Attorneys need to be upfront with their clients, he said.

“One of the key things is educating the client and not getting [his or her] hopes [up] too high, letting them know realistically what can go wrong,” Hanna said.

Christine Mast, a malpractice defense lawyer and partner at Hawkins & Parnell in Atlanta, said personal injury lawyers must pay attention to deadlines, so they aren’t caught unaware of the tolling of a statute of limitations.

“The lesson for all lawyers handling litigation, particularly the plaintiffs’ side, is calendar early, by the most conservative date possible,” she said.

Family law

Family law attorneys generally do a good job of screening their clients and managing expectations, according to Hampton.

Considering the number of divorces in the nation, the number of malpractice claims filed against divorce lawyers “should be a huge number, and it’s not,” he said. Instead, family law accounts for 10 percent of all malpractice claims – less than half the rate of personal injury claims.

Even so, he said, many family law malpractice claims could be avoided by improved client communications.
Hampton suggested preparing printed materials that address frequently asked questions about divorce and child custody issues.

“You’re taking out a lot of the issues that people become confused about,” he commented.

One potential danger area for family lawyers is Qualified Domestic Relations Orders, Mast said.

It’s a specialized area, and attorneys need to either farm out the documents to an attorney who specializes in QDROs or “learn it well before you start doing them,” she said. Failing to discover hidden assets in divorces is another potential source of malpractice suits, Mast added.

Even if the less well-off spouse says she doesn’t care about the money, confirm in writing that you are not going to conduct an in-depth asset search, she advised.

Real estate

“Real estate is just an area where we’ll always be seeing a lot of claims,” Mast said.

Large commercial real estate deals often trigger legal malpractice suits when the deal goes sour, especially in a down economy.

Hampton said lawyers need to do some homework before taking on a client.

“I kick it back to client intake,” he said. “Have you ever met this guy? Where’s the money? What are they asking you to do?”

“Real estate claims tend to be more economy driven,” Hanna noted. “When there are multiple investors involved, misunderstandings about investments can be a problem.
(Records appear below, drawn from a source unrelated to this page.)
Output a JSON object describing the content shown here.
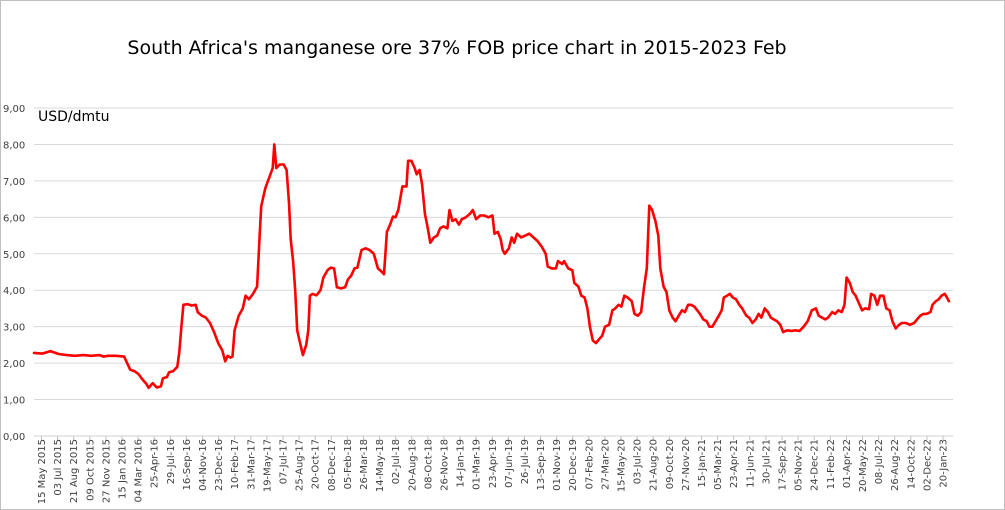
{
  "chart_data": {
    "type": "line",
    "title": "South Africa's manganese ore 37% FOB price chart in 2015-2023 Feb",
    "ylabel": "USD/dmtu",
    "xlabel": "",
    "ylim": [
      0,
      9
    ],
    "y_ticks": [
      "0,00",
      "1,00",
      "2,00",
      "3,00",
      "4,00",
      "5,00",
      "6,00",
      "7,00",
      "8,00",
      "9,00"
    ],
    "grid": "horizontal",
    "legend": "none",
    "line_color": "#ff0000",
    "x_ticks": [
      "15 May 2015",
      "03 Jul 2015",
      "21 Aug 2015",
      "09 Oct 2015",
      "27 Nov 2015",
      "15 Jan 2016",
      "04 Mar 2016",
      "25-Apr-16",
      "29-Jul-16",
      "16-Sep-16",
      "04-Nov-16",
      "23-Dec-16",
      "10-Feb-17",
      "31-Mar-17",
      "19-May-17",
      "07-Jul-17",
      "25-Aug-17",
      "20-Oct-17",
      "08-Dec-17",
      "05-Feb-18",
      "26-Mar-18",
      "14-May-18",
      "02-Jul-18",
      "20-Aug-18",
      "08-Oct-18",
      "26-Nov-18",
      "14-Jan-19",
      "01-Mar-19",
      "23-Apr-19",
      "07-Jun-19",
      "26-Jul-19",
      "13-Sep-19",
      "01-Nov-19",
      "20-Dec-19",
      "07-Feb-20",
      "27-Mar-20",
      "15-May-20",
      "03-Jul-20",
      "21-Aug-20",
      "09-Oct-20",
      "27-Nov-20",
      "15-Jan-21",
      "05-Mar-21",
      "23-Apr-21",
      "11-Jun-21",
      "30-Jul-21",
      "17-Sep-21",
      "05-Nov-21",
      "24-Dec-21",
      "11-Feb-22",
      "01-Apr-22",
      "20-May-22",
      "08-Jul-22",
      "26-Aug-22",
      "14-Oct-22",
      "02-Dec-22",
      "20-Jan-23"
    ],
    "series": [
      {
        "values": [
          [
            0,
            2.28
          ],
          [
            2,
            2.26
          ],
          [
            4,
            2.33
          ],
          [
            6,
            2.25
          ],
          [
            8,
            2.22
          ],
          [
            10,
            2.2
          ],
          [
            12,
            2.22
          ],
          [
            14,
            2.2
          ],
          [
            16,
            2.22
          ],
          [
            17,
            2.18
          ],
          [
            18,
            2.2
          ],
          [
            20,
            2.2
          ],
          [
            22,
            2.18
          ],
          [
            23.5,
            1.82
          ],
          [
            24.5,
            1.78
          ],
          [
            25.5,
            1.7
          ],
          [
            26.5,
            1.55
          ],
          [
            27.5,
            1.42
          ],
          [
            28,
            1.32
          ],
          [
            29,
            1.45
          ],
          [
            30,
            1.33
          ],
          [
            31,
            1.36
          ],
          [
            31.5,
            1.58
          ],
          [
            32.5,
            1.62
          ],
          [
            33,
            1.75
          ],
          [
            34,
            1.78
          ],
          [
            35,
            1.9
          ],
          [
            35.5,
            2.3
          ],
          [
            36,
            3.0
          ],
          [
            36.5,
            3.6
          ],
          [
            37.5,
            3.62
          ],
          [
            38.5,
            3.58
          ],
          [
            39.5,
            3.6
          ],
          [
            40,
            3.4
          ],
          [
            41,
            3.3
          ],
          [
            42,
            3.25
          ],
          [
            43,
            3.1
          ],
          [
            44,
            2.85
          ],
          [
            45,
            2.55
          ],
          [
            46,
            2.35
          ],
          [
            46.7,
            2.05
          ],
          [
            47.3,
            2.2
          ],
          [
            48,
            2.15
          ],
          [
            48.5,
            2.18
          ],
          [
            49,
            2.9
          ],
          [
            50,
            3.3
          ],
          [
            51,
            3.5
          ],
          [
            51.7,
            3.85
          ],
          [
            52.5,
            3.75
          ],
          [
            53.5,
            3.9
          ],
          [
            54.5,
            4.1
          ],
          [
            55,
            5.2
          ],
          [
            55.5,
            6.3
          ],
          [
            56.5,
            6.8
          ],
          [
            57.5,
            7.1
          ],
          [
            58.3,
            7.35
          ],
          [
            58.7,
            8.0
          ],
          [
            59.2,
            7.35
          ],
          [
            60,
            7.45
          ],
          [
            61,
            7.45
          ],
          [
            61.7,
            7.3
          ],
          [
            62.3,
            6.4
          ],
          [
            62.7,
            5.4
          ],
          [
            63.3,
            4.8
          ],
          [
            63.8,
            4.0
          ],
          [
            64.3,
            2.9
          ],
          [
            65,
            2.55
          ],
          [
            65.7,
            2.22
          ],
          [
            66.5,
            2.5
          ],
          [
            67,
            2.9
          ],
          [
            67.4,
            3.85
          ],
          [
            68,
            3.9
          ],
          [
            69,
            3.86
          ],
          [
            70,
            4.0
          ],
          [
            70.7,
            4.35
          ],
          [
            71.7,
            4.55
          ],
          [
            72.5,
            4.62
          ],
          [
            73.3,
            4.6
          ],
          [
            74,
            4.08
          ],
          [
            75,
            4.05
          ],
          [
            76,
            4.08
          ],
          [
            76.7,
            4.3
          ],
          [
            77.5,
            4.4
          ],
          [
            78.3,
            4.6
          ],
          [
            79,
            4.62
          ],
          [
            80,
            5.1
          ],
          [
            81,
            5.15
          ],
          [
            82,
            5.1
          ],
          [
            83,
            5.0
          ],
          [
            84,
            4.6
          ],
          [
            85,
            4.5
          ],
          [
            85.5,
            4.44
          ],
          [
            86.2,
            5.6
          ],
          [
            87,
            5.8
          ],
          [
            87.7,
            6.02
          ],
          [
            88.3,
            6.0
          ],
          [
            89,
            6.2
          ],
          [
            90,
            6.85
          ],
          [
            91,
            6.85
          ],
          [
            91.4,
            7.55
          ],
          [
            92.2,
            7.55
          ],
          [
            93,
            7.35
          ],
          [
            93.5,
            7.18
          ],
          [
            94.2,
            7.3
          ],
          [
            94.8,
            6.9
          ],
          [
            95.5,
            6.1
          ],
          [
            96.2,
            5.7
          ],
          [
            96.8,
            5.3
          ],
          [
            97.7,
            5.45
          ],
          [
            98.5,
            5.5
          ],
          [
            99.2,
            5.7
          ],
          [
            100,
            5.75
          ],
          [
            101,
            5.7
          ],
          [
            101.5,
            6.2
          ],
          [
            102.2,
            5.9
          ],
          [
            103,
            5.95
          ],
          [
            103.8,
            5.8
          ],
          [
            104.5,
            5.95
          ],
          [
            105.5,
            6.0
          ],
          [
            106.5,
            6.1
          ],
          [
            107.2,
            6.2
          ],
          [
            108,
            5.95
          ],
          [
            109,
            6.05
          ],
          [
            110,
            6.05
          ],
          [
            111,
            6.0
          ],
          [
            112,
            6.05
          ],
          [
            112.5,
            5.55
          ],
          [
            113.3,
            5.6
          ],
          [
            114,
            5.4
          ],
          [
            114.5,
            5.1
          ],
          [
            115,
            5.0
          ],
          [
            116,
            5.15
          ],
          [
            116.7,
            5.45
          ],
          [
            117.3,
            5.3
          ],
          [
            118,
            5.55
          ],
          [
            119,
            5.45
          ],
          [
            120,
            5.5
          ],
          [
            121,
            5.55
          ],
          [
            122,
            5.45
          ],
          [
            123,
            5.35
          ],
          [
            124,
            5.2
          ],
          [
            125,
            5.0
          ],
          [
            125.5,
            4.65
          ],
          [
            126.5,
            4.6
          ],
          [
            127.5,
            4.6
          ],
          [
            128,
            4.8
          ],
          [
            129,
            4.72
          ],
          [
            129.5,
            4.8
          ],
          [
            130.5,
            4.6
          ],
          [
            131.5,
            4.55
          ],
          [
            132,
            4.2
          ],
          [
            133,
            4.1
          ],
          [
            133.7,
            3.85
          ],
          [
            134.5,
            3.8
          ],
          [
            135.2,
            3.5
          ],
          [
            135.8,
            3.0
          ],
          [
            136.5,
            2.62
          ],
          [
            137.3,
            2.55
          ],
          [
            138,
            2.65
          ],
          [
            138.8,
            2.75
          ],
          [
            139.5,
            3.0
          ],
          [
            140.5,
            3.05
          ],
          [
            141.3,
            3.45
          ],
          [
            142,
            3.5
          ],
          [
            142.8,
            3.6
          ],
          [
            143.5,
            3.55
          ],
          [
            144.2,
            3.85
          ],
          [
            145,
            3.8
          ],
          [
            146,
            3.7
          ],
          [
            146.7,
            3.35
          ],
          [
            147.5,
            3.3
          ],
          [
            148.3,
            3.4
          ],
          [
            149,
            4.05
          ],
          [
            149.7,
            4.6
          ],
          [
            150.3,
            6.32
          ],
          [
            151,
            6.2
          ],
          [
            151.8,
            5.9
          ],
          [
            152.5,
            5.5
          ],
          [
            153,
            4.6
          ],
          [
            153.8,
            4.1
          ],
          [
            154.5,
            3.95
          ],
          [
            155.2,
            3.45
          ],
          [
            156,
            3.25
          ],
          [
            156.7,
            3.15
          ],
          [
            157.5,
            3.3
          ],
          [
            158.3,
            3.45
          ],
          [
            159,
            3.4
          ],
          [
            159.8,
            3.6
          ],
          [
            160.5,
            3.6
          ],
          [
            161.3,
            3.55
          ],
          [
            162,
            3.45
          ],
          [
            162.7,
            3.35
          ],
          [
            163.5,
            3.2
          ],
          [
            164.3,
            3.15
          ],
          [
            165,
            3.0
          ],
          [
            165.7,
            3.0
          ],
          [
            166.5,
            3.15
          ],
          [
            167.3,
            3.3
          ],
          [
            168,
            3.45
          ],
          [
            168.5,
            3.8
          ],
          [
            169.3,
            3.85
          ],
          [
            170,
            3.9
          ],
          [
            170.7,
            3.8
          ],
          [
            171.5,
            3.75
          ],
          [
            172.3,
            3.6
          ],
          [
            173,
            3.5
          ],
          [
            174,
            3.3
          ],
          [
            174.7,
            3.25
          ],
          [
            175.5,
            3.1
          ],
          [
            176.3,
            3.2
          ],
          [
            177,
            3.35
          ],
          [
            177.7,
            3.25
          ],
          [
            178.5,
            3.5
          ],
          [
            179.3,
            3.4
          ],
          [
            180,
            3.25
          ],
          [
            180.7,
            3.2
          ],
          [
            181.5,
            3.15
          ],
          [
            182.3,
            3.05
          ],
          [
            183,
            2.85
          ],
          [
            184,
            2.9
          ],
          [
            185,
            2.88
          ],
          [
            186,
            2.9
          ],
          [
            187,
            2.88
          ],
          [
            188,
            3.0
          ],
          [
            189,
            3.15
          ],
          [
            190,
            3.45
          ],
          [
            191,
            3.5
          ],
          [
            191.7,
            3.3
          ],
          [
            192.5,
            3.25
          ],
          [
            193.3,
            3.2
          ],
          [
            194,
            3.25
          ],
          [
            195,
            3.4
          ],
          [
            195.7,
            3.35
          ],
          [
            196.5,
            3.45
          ],
          [
            197.3,
            3.4
          ],
          [
            198,
            3.6
          ],
          [
            198.5,
            4.35
          ],
          [
            199.3,
            4.2
          ],
          [
            200,
            3.95
          ],
          [
            200.7,
            3.85
          ],
          [
            201.5,
            3.65
          ],
          [
            202.3,
            3.45
          ],
          [
            203,
            3.5
          ],
          [
            204,
            3.48
          ],
          [
            204.5,
            3.9
          ],
          [
            205.3,
            3.85
          ],
          [
            206,
            3.6
          ],
          [
            206.7,
            3.85
          ],
          [
            207.5,
            3.85
          ],
          [
            208.2,
            3.5
          ],
          [
            209,
            3.45
          ],
          [
            209.7,
            3.15
          ],
          [
            210.5,
            2.95
          ],
          [
            211.3,
            3.05
          ],
          [
            212,
            3.1
          ],
          [
            213,
            3.1
          ],
          [
            214,
            3.05
          ],
          [
            215,
            3.1
          ],
          [
            215.7,
            3.2
          ],
          [
            216.5,
            3.3
          ],
          [
            217.3,
            3.35
          ],
          [
            218,
            3.35
          ],
          [
            219,
            3.4
          ],
          [
            219.5,
            3.6
          ],
          [
            220.3,
            3.7
          ],
          [
            221,
            3.75
          ],
          [
            221.7,
            3.85
          ],
          [
            222.5,
            3.9
          ],
          [
            223,
            3.8
          ],
          [
            223.5,
            3.7
          ]
        ]
      }
    ]
  }
}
If the lawyer is representing more than one investor, or it’s unclear who they’re representing, that gets you into trouble.”

Mast said that, in Georgia, cash-strapped banks and title insurance companies are “going after closing lawyers and trying to conjure up a claim against the lawyer.”

“Really, they just have to be very careful when they’re performing the closings to make sure every closing instruction is adhered to,” she said. “And in the case of potential fraud … if there’s anything that seems in any way unusual it’s always better to tell the lender, preferably in writing.”

Trusts and estates

Family members can be quick to turn on each other if one of them feels shortchanged in a will.

“Clients often see what they get from an estate as being some kind of indication of how important they are, or how much they were loved,” Hanna explained. “So, that creates a factor that makes people sometimes think that the disposition is the lawyer’s fault.”

When one child is left out of a will or gets a much smaller share than another, “lawyers are stuck between a rock and a hard place,” he said.

The best a lawyer can do is make sure the testator understand all the ramifications of his or her decisions.

Also, make clear who you are representing.

Mast recalled a case that split a family into factions, where an outraged widow accused her husband’s lawyer of violating her trust by not informing her that her husband had changed his will.

“There was a perception by the wife that, although he was the husband’s lawyer, he was the ‘family’ lawyer,” Mast explained.

“Conflict situations are ones that scream out for disclaimer letters,” she said.